BRENDAN Comiskey was once one of Ireland's best-known bishops. Indeed, with his outgoing personality, his media savvy and his mildly liberal theological views, he was seen by many as exactly the sort of bishop the Catholic Church in Ireland needed.

He became Bishop of Ferns in 1984, aged just 49, and this was another indication of a generational change in the air.

When I became editor of 'The Irish Catholic' in January 1996, Bishop Comiskey was still a columnist with the paper and I had some few dealings with him at that time.

But his personal and professional troubles were already mounting. The previous year, his press officer, Fr Walter Forde, confirmed to the media that Bishop Comiskey had taken a three-month sabbatical due to drink problems. He soon stopped writing his column at 'The Irish Catholic'.

His drink problem probably contributed to his appalling handling of clerical sex abuse in his diocese. One of his priests was one of the worst offenders of all – Fr Sean Fortune, now deceased.

Along with Fr Brendan Smyth, Fortune became one of the names indelibly associated in the public mind with the abuse scandal.

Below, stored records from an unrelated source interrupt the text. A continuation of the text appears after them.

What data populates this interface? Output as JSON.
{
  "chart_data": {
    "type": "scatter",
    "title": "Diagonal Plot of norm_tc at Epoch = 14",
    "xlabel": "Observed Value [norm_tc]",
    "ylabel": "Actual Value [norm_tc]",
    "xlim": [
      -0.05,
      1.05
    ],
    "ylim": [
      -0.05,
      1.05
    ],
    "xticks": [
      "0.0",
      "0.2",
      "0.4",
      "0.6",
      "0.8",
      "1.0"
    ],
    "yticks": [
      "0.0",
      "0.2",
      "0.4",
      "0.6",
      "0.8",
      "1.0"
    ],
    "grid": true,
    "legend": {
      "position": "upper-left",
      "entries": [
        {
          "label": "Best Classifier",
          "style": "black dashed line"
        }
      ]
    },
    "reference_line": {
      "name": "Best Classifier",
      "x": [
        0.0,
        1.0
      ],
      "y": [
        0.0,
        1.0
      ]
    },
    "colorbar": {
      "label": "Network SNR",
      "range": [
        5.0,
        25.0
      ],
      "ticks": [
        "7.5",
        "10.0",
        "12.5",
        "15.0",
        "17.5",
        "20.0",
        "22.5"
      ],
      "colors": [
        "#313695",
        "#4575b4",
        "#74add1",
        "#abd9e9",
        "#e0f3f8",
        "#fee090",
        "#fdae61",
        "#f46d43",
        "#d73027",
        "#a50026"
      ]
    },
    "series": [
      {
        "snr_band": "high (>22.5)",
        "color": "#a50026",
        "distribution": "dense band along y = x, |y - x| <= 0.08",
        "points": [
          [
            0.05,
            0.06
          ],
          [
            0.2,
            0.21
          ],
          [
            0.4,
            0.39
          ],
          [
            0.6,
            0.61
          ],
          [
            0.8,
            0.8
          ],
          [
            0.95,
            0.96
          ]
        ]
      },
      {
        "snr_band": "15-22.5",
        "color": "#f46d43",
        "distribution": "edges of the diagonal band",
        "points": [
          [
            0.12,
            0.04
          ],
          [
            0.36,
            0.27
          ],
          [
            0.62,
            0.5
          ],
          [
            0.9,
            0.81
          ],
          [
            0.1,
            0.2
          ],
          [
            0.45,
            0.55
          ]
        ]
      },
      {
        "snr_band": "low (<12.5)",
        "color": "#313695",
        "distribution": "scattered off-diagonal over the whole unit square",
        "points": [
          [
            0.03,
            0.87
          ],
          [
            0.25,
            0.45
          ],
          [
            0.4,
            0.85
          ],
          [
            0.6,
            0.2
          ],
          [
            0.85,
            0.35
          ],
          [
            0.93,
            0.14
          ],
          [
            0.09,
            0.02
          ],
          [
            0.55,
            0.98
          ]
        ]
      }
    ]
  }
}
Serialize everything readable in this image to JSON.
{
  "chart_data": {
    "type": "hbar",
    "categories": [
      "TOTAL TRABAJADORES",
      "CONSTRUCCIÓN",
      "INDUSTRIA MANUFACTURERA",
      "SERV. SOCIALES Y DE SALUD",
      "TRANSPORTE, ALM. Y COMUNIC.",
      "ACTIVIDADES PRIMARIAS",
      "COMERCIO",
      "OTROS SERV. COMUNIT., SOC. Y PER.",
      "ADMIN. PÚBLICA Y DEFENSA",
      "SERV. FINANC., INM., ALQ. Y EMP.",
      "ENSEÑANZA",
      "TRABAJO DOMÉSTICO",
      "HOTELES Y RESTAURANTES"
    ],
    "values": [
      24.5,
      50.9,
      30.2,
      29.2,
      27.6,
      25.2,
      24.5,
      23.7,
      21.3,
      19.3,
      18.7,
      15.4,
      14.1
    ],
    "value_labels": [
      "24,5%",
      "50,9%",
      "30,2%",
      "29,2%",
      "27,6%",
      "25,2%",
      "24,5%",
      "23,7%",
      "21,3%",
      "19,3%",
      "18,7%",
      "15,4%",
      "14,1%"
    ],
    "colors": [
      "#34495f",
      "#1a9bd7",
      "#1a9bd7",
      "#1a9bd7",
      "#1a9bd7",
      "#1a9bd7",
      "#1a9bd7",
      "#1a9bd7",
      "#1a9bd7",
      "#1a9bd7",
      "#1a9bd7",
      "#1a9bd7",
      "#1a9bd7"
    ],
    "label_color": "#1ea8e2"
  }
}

One of his victims was Colm O'Gorman, one of the most articulate people in Irish public debate and a man who doggedly pursued justice for himself and other victims.

In 2002 Colm O'Gorman's pursuit led to the BBC airing 'Suing The Pope', which detailed many of the failings in the Ferns diocese and, in particular, Brendan Comiskey's failure to rein in Fortune. Comiskey said he found Fortune "virtually impossible to deal with".

A strong image from that programme was Bishop Comiskey rushing to get inside his front door away from a reporter.

In any event, 'Suing The Pope' led to Brendan Comiskey's resignation as Bishop of Ferns.

I recall an emergency meeting of the Bishops' Conference taking place in Maynooth that day and waiting outside with a scrum of reporters, waiting to be ushered into a press conference hosted by a very nervous Cardinal Desmond Connell.

'Suing The Pope' also led to the setting up of the Ferns Inquiry and its publication in 2005, by which time I was religious affairs correspondent for this newspaper. That was the first major report on clerical sex abuse in this country and it was absolutely groundbreaking.